Hyundai began life in 1947 as a company known in Korea as a “chaebol”. These were state-supported, family-owned businesses, made up of multiple (later hundreds of) subsidiaries from construction to shipbuilding.  Hyundai built much of South Korea’s modern infrastructure between the end of the Korean War in 1953 through to the 1970s, including dams, motorways and a nuclear plant. In 1967, Hyundai Motors was established in alliance with Ford, and thereafter mainly used Japanese components.

The road for Hyundai has been long and winding. Almost unheard of in the US until 1986, it introduced the small and affordable Excel at a time when most big carmakers had abandoned entry-level cars in favour of high-end, high-priced vehicles. But after selling 100,000 or so in the first seven months, Hyundai’s fresh image got tarnished by perceptions of poor quality and reliability, causing sales to blow out. Instead of quitting the market, the company chose to invest heavily in new designs and overall quality and reliability, and by 1988 was producing cars such as the mid-size Sonata, using its own technology.

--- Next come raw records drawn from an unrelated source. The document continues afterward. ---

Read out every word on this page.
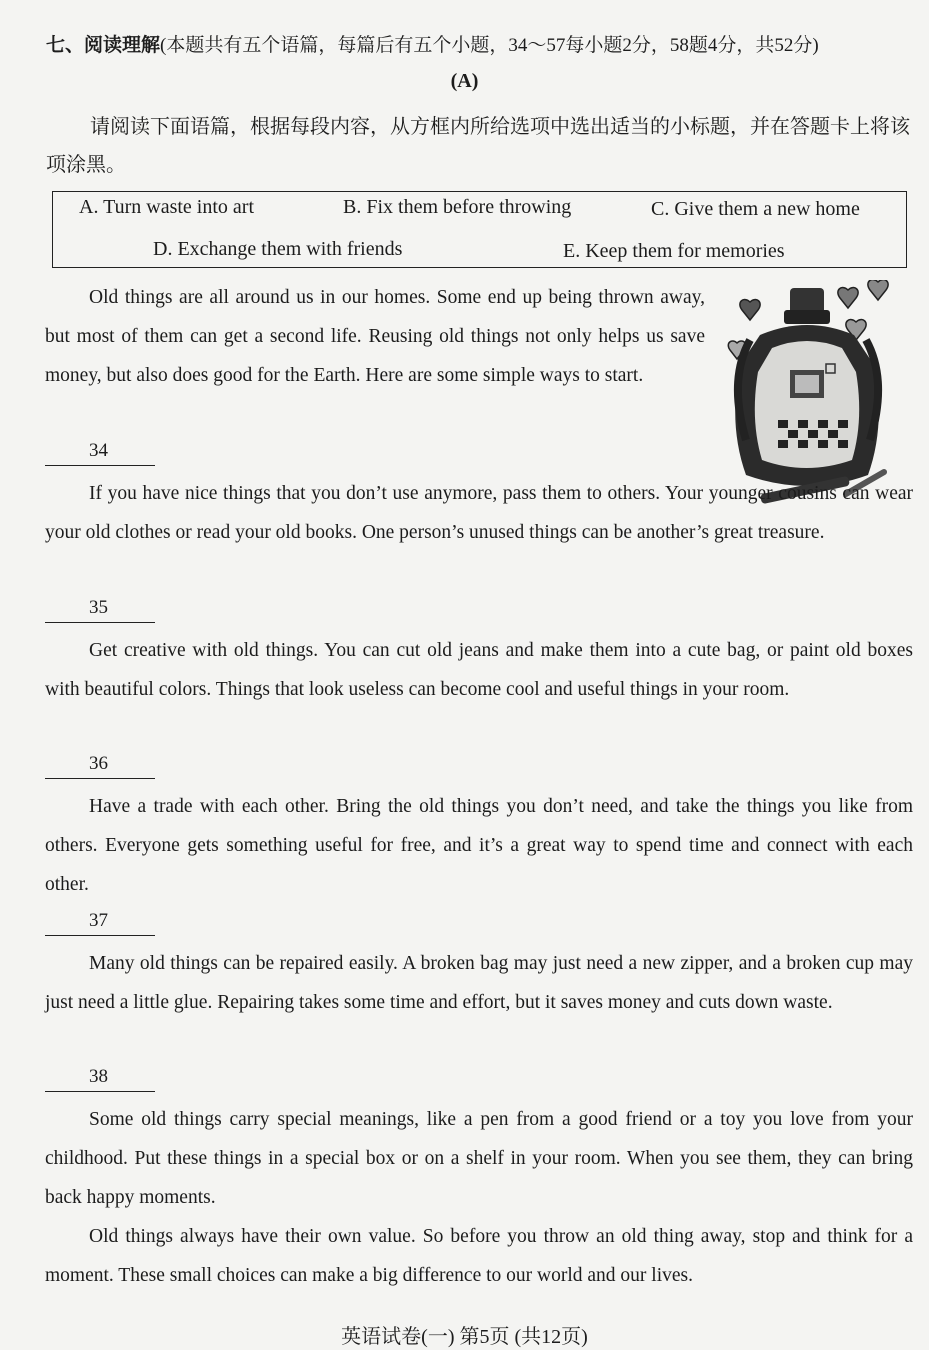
七、阅读理解(本题共有五个语篇，每篇后有五个小题，34～57每小题2分，58题4分，共52分)
(A)
请阅读下面语篇，根据每段内容，从方框内所给选项中选出适当的小标题，并在答题卡上将该项涂黑。
A. Turn waste into art	B. Fix them before throwing	C. Give them a new home
D. Exchange them with friends	E. Keep them for memories
Old things are all around us in our homes. Some end up being thrown away, but most of them can get a second life. Reusing old things not only helps us save money, but also does good for the Earth. Here are some simple ways to start.
34
If you have nice things that you don’t use anymore, pass them to others. Your younger cousins can wear your old clothes or read your old books. One person’s unused things can be another’s great treasure.
35
Get creative with old things. You can cut old jeans and make them into a cute bag, or paint old boxes with beautiful colors. Things that look useless can become cool and useful things in your room.
36
Have a trade with each other. Bring the old things you don’t need, and take the things you like from others. Everyone gets something useful for free, and it’s a great way to spend time and connect with each other.
37
Many old things can be repaired easily. A broken bag may just need a new zipper, and a broken cup may just need a little glue. Repairing takes some time and effort, but it saves money and cuts down waste.
38
Some old things carry special meanings, like a pen from a good friend or a toy you love from your childhood. Put these things in a special box or on a shelf in your room. When you see them, they can bring back happy moments.
Old things always have their own value. So before you throw an old thing away, stop and think for a moment. These small choices can make a big difference to our world and our lives.
英语试卷(一) 第5页 (共12页)
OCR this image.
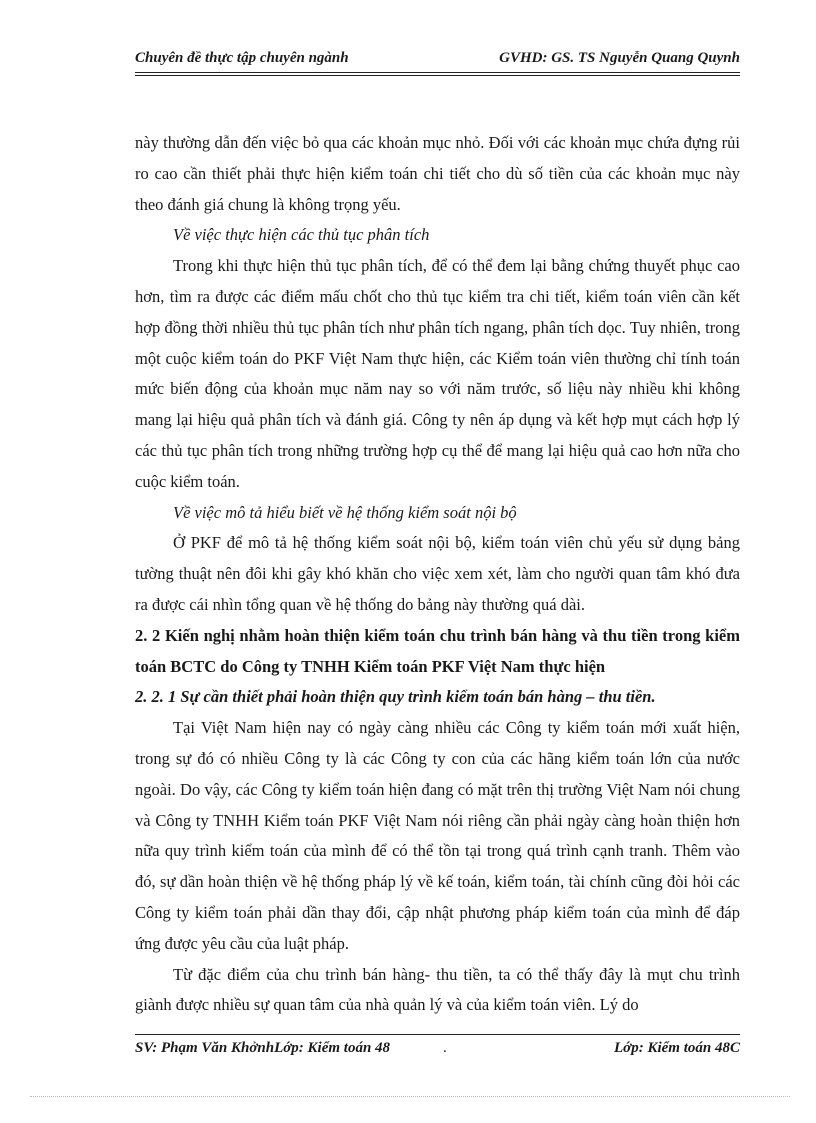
Chuyên đề thực tập chuyên ngành	GVHD: GS. TS Nguyễn Quang Quynh

này thường dẫn đến việc bỏ qua các khoản mục nhỏ. Đối với các khoản mục chứa đựng rủi ro cao cần thiết phải thực hiện kiểm toán chi tiết cho dù số tiền của các khoản mục này theo đánh giá chung là không trọng yếu.

Về việc thực hiện các thủ tục phân tích

Trong khi thực hiện thủ tục phân tích, để có thể đem lại bằng chứng thuyết phục cao hơn, tìm ra được các điểm mấu chốt cho thủ tục kiểm tra chi tiết, kiểm toán viên cần kết hợp đồng thời nhiều thủ tục phân tích như phân tích ngang, phân tích dọc. Tuy nhiên, trong một cuộc kiểm toán do PKF Việt Nam thực hiện, các Kiểm toán viên thường chỉ tính toán mức biến động của khoản mục năm nay so với năm trước, số liệu này nhiều khi không mang lại hiệu quả phân tích và đánh giá. Công ty nên áp dụng và kết hợp mụt cách hợp lý các thủ tục phân tích trong những trường hợp cụ thể để mang lại hiệu quả cao hơn nữa cho cuộc kiểm toán.

Về việc mô tả hiểu biết về hệ thống kiểm soát nội bộ

Ở PKF để mô tả hệ thống kiểm soát nội bộ, kiểm toán viên chủ yếu sử dụng bảng tường thuật nên đôi khi gây khó khăn cho việc xem xét, làm cho người quan tâm khó đưa ra được cái nhìn tổng quan về hệ thống do bảng này thường quá dài.

2. 2 Kiến nghị nhằm hoàn thiện kiểm toán chu trình bán hàng và thu tiền trong kiểm toán BCTC do Công ty TNHH Kiểm toán PKF Việt Nam thực hiện

2. 2. 1 Sự cần thiết phải hoàn thiện quy trình kiểm toán bán hàng – thu tiền.

Tại Việt Nam hiện nay có ngày càng nhiều các Công ty kiểm toán mới xuất hiện, trong sự đó có nhiều Công ty là các Công ty con của các hãng kiểm toán lớn của nước ngoài. Do vậy, các Công ty kiểm toán hiện đang có mặt trên thị trường Việt Nam nói chung và Công ty TNHH Kiểm toán PKF Việt Nam nói riêng cần phải ngày càng hoàn thiện hơn nữa quy trình kiểm toán của mình để có thể tồn tại trong quá trình cạnh tranh. Thêm vào đó, sự dần hoàn thiện về hệ thống pháp lý về kế toán, kiểm toán, tài chính cũng đòi hỏi các Công ty kiểm toán phải dần thay đổi, cập nhật phương pháp kiểm toán của mình để đáp ứng được yêu cầu của luật pháp.

Từ đặc điểm của chu trình bán hàng- thu tiền, ta có thể thấy đây là mụt chu trình giành được nhiều sự quan tâm của nhà quản lý và của kiểm toán viên. Lý do

SV: Phạm Văn KhởnhLớp: Kiểm toán 48	.	Lớp: Kiểm toán 48C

Buying Kia, then South Korea’s number two vehicle brand, in 1998, was where it all began. The acquisition gave the group economies of scale that allowed for aggressive overseas expansion. Hyundai now has factories in China, India, Turkey, the US and Czech Republic, while Kia has plants in China and Slovakia, and has just completed one in the US.

Recently, the US subsidised consumers to buy new, more fuel-efficient vehicles by trading in their old cars, which along with a weak South Korean won made Hyundai’s products far more competitive. But the company’s marketing innovation has also hit the spot. Its 5-year warranties, and the guarantee that customers may return new vehicles for a substantial refund if they lose their jobs, has seen more of its vehicles hitting the road.

In the third quarter Hyundai sold 824,181 vehicles around the world, making for a total of 2.23 million in the first nine months of 2009. That gives it a global market share of 5.5% for the quarter, a giant jump from the 4.4% it held last year this time.